Ancient Vegan Wisdom

Originally published in VegNews Magazine, November 2006

By Will Tuttle, Ph.D.

What sort of world will our children inherit from us?

With every passing day, it seems to become more obvious: the mentality that underlies our culture’s socio-economic system is destroying the biodiversity, climatic stability, and ecological integrity of our earth and poisoning human health and damaging communities and relationships. This underlying mentality is mandated and continually reinforced by our culture’s daily meals, in which we’re taught as children to disconnect from animals and the suffering we cause them, and see them as mere commodities. We are taught to eat like predators, and the industrialized factory farms and slaughter plants permeating our culture are actually systematized predatory mechanisms that have co-evolved with other predatory mechanisms—the massive corporations and financial institutions that prey on the earth, animals, and vulnerable people being one example. Our meals and institutions reflect each other and reinforce the delusion that we are violent and competitive by nature.

Spiritual and religious teachings say otherwise. The Bodhisattva ideal that Buddhists emulate, for example, embodies the understanding that our true nature is wisdom, loving-kindness and cooperativeness. Our greatest joy comes in helping others and blessing them, and we hurt ourselves the most when we harm others for our own gain. This universal understanding has been suppressed in our culture, and we find the predatory violence of our daily meals projected in technologically magnified ways as cluster bombs, universal wiretapping, genetic engineering, whale-killing sonar blasts, and the commodification of the earth and her inhabitants.

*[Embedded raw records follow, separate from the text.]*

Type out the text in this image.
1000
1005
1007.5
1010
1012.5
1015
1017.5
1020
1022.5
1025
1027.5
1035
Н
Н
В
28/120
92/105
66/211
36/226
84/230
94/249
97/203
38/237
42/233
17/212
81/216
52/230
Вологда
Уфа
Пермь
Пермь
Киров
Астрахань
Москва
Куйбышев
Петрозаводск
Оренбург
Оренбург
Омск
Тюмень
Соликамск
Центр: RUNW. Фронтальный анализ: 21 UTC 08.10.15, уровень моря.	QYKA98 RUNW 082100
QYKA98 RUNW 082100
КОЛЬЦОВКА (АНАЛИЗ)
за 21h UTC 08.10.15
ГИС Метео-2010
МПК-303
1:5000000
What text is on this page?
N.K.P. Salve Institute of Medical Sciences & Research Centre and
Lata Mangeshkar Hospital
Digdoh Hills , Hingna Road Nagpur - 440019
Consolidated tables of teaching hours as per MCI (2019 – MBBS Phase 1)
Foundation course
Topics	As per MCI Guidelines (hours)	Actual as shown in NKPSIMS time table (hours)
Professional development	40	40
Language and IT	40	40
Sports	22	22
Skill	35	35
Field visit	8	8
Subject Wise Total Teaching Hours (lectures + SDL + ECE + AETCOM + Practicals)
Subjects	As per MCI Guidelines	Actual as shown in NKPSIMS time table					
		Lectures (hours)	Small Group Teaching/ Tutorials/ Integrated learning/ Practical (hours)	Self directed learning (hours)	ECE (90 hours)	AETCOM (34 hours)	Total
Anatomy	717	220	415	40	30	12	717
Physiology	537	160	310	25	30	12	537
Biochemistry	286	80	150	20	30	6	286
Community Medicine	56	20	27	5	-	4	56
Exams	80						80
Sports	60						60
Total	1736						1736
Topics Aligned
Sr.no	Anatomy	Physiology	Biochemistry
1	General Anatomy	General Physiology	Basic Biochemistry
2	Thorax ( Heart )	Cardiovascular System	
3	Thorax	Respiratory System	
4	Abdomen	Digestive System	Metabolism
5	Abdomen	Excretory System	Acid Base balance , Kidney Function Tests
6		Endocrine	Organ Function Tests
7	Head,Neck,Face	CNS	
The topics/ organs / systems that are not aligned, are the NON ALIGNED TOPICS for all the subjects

It’s becoming obvious that our culture’s predatory mentality is blindly self-destructive. Veganism is ancient wisdom whose time has come—with a vengeance! Though the word vegan is relatively new—coined in 1944 by Donald Watson—the idea behind it goes back many centuries. I lived in a Zen monastery in Korea, for example, where people had been practicing veganism for over 600 years, following a tradition going back at least 2,500 years—eating no animal-sourced foods, wearing no animal-sourced clothes, and practicing nonviolence to other beings for ethical reasons.

This ancient idea of veganism is growing and even flourishing in our culture—a recent headline in the Tucson Daily Star proclaimed that “Veganism Creates $2.8 Billion Market”—and there is nothing more essential we can do than contribute to its propagation, and nothing more healing to our world than to be practicing vegans. Veganism is the essence of inclusiveness and nonviolence: seeing sacred beings when we see others, never reducing them to objects or commodities for our use.

Our culture’s dilemmas mount because our cultural mentality is obsolete. Our technology boosts this outmoded mentality in its task of predation and thereby reinforces it. Powerful high-tech weapons, bulldozers, fishing fleets, and surveillance systems are obvious examples of this. Of course, if lab-grown “meat” becomes available, that will reduce our killing and waste of resources. And it may help us move toward veganism, since our meals will no longer require us to disconnect from the suffering we’re causing animals. However, there are countless ways we oppress and abuse animals besides eating them, and if our culture doesn’t evolve to the vegan ethic of compassion to all beings, and continues to use and prey on animals, our technology will magnify our violence and we’ll do the same to each other.
Veganism, the ancient wisdom of the interconnectedness of the welfare of all, is also the dawning mentality that is foundational to sustainability, freedom, and lasting peace. Our children’s world will be vegan, or the alternative is unpleasant to contemplate.

Will Tuttle, Ph.D., composer, pianist, Zen priest, and author of The World Peace Diet, is cofounder of Karuna Music & Art and of the Prayer Circle for Animals and Circle of Compassion ministry.